Issue des races du « grand groupe jurassique », l’Abondance s’est façonnée durant des siècles d’adaptation aux conditions d’élevage en zone de montagne. Elle s’est sélectionnée naturellement, au fil des siècles, à l’abri des influences extérieures et est devenue une race rustique, résistante et productive.
C’est au XIX° siècle, que la notion de race bovine apparaît réellement. Les vaches du Haut-Chablais sont alors particulièrement réputées. En 1836, M. Dumont de Bonneville demandait en 1836, dans un rapport à la Chambre Royale de Savoie, que la race bovine de la région soit améliorée par l’introduction de taureaux en provenance des cantons du Haut-Chablais.

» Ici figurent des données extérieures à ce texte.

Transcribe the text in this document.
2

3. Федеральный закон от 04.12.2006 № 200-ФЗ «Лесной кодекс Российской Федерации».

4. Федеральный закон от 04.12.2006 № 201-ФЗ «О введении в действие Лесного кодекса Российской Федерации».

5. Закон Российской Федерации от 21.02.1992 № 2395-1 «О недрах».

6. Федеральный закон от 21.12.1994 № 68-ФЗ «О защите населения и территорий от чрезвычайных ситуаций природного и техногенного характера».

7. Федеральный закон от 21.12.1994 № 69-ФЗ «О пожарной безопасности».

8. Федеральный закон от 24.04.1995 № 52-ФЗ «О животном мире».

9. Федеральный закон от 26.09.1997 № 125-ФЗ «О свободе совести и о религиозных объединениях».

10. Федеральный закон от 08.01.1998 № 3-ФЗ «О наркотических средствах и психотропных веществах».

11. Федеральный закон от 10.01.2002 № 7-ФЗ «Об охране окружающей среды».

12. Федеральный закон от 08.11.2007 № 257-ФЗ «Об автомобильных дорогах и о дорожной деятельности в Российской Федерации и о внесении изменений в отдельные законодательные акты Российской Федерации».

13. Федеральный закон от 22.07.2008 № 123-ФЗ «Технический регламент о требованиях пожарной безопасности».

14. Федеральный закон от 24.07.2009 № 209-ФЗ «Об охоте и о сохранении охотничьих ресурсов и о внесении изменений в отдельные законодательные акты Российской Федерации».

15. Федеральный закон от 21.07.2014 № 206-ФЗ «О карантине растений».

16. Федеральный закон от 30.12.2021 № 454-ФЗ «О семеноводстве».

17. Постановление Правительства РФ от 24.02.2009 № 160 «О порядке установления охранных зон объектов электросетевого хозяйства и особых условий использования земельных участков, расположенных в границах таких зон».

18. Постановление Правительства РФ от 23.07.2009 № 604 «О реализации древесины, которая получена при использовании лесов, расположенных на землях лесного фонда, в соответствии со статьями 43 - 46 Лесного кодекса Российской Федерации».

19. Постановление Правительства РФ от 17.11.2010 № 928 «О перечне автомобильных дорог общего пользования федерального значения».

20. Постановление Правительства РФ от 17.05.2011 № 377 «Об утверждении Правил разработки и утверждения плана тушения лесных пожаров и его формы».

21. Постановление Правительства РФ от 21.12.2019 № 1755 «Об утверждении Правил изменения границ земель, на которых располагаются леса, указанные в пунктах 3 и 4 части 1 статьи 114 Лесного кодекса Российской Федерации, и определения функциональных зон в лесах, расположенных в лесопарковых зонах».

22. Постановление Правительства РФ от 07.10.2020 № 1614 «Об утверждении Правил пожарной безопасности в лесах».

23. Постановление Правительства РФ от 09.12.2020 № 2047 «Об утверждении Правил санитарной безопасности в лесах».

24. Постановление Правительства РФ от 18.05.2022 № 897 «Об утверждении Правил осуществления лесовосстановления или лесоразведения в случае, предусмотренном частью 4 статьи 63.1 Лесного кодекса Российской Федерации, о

En 1890, la Société d’Agriculture de Thonon propose la création du Herd-Book chablaisien. Le 1er mai 1891, une conférence-congrès, réunie à la Chapelle d’Abondance, définit les caractères de la race : « une vache différente de la Simmental Suisse car plus légère, plus rustique, moins exigeante. Elle convient mieux aux localités où les fourrages et pâturages ne sont pas très abondants ».
Trois ans plus tard, en 1894, le Herd-Book est officiellement créé. La première tournée d’inscription se déroule en 1895 et le premier concours spécial de la race, que l’on appelle encore Chablaisienne, a lieu à Thonon. Il réunit 178 bovins. En 1897, le premier livre généalogique est imprimé et regroupe 1 415 animaux.
Jusqu’à la première guerre mondiale, pour promouvoir l’agriculture et élevage, différents concours spéciaux sont organisés sous l’égide de la Société d’Agriculture de Thonon.
Sous l’impulsion de René Girardin, les activités du Herd-Book sont relancées. Les animaux sont enregistrés en 1936, le contrôle laitier est créé en 1937. Stoppé à nouveau par la seconde guerre mondiale, le Herd-Book se développe réellement après 1947.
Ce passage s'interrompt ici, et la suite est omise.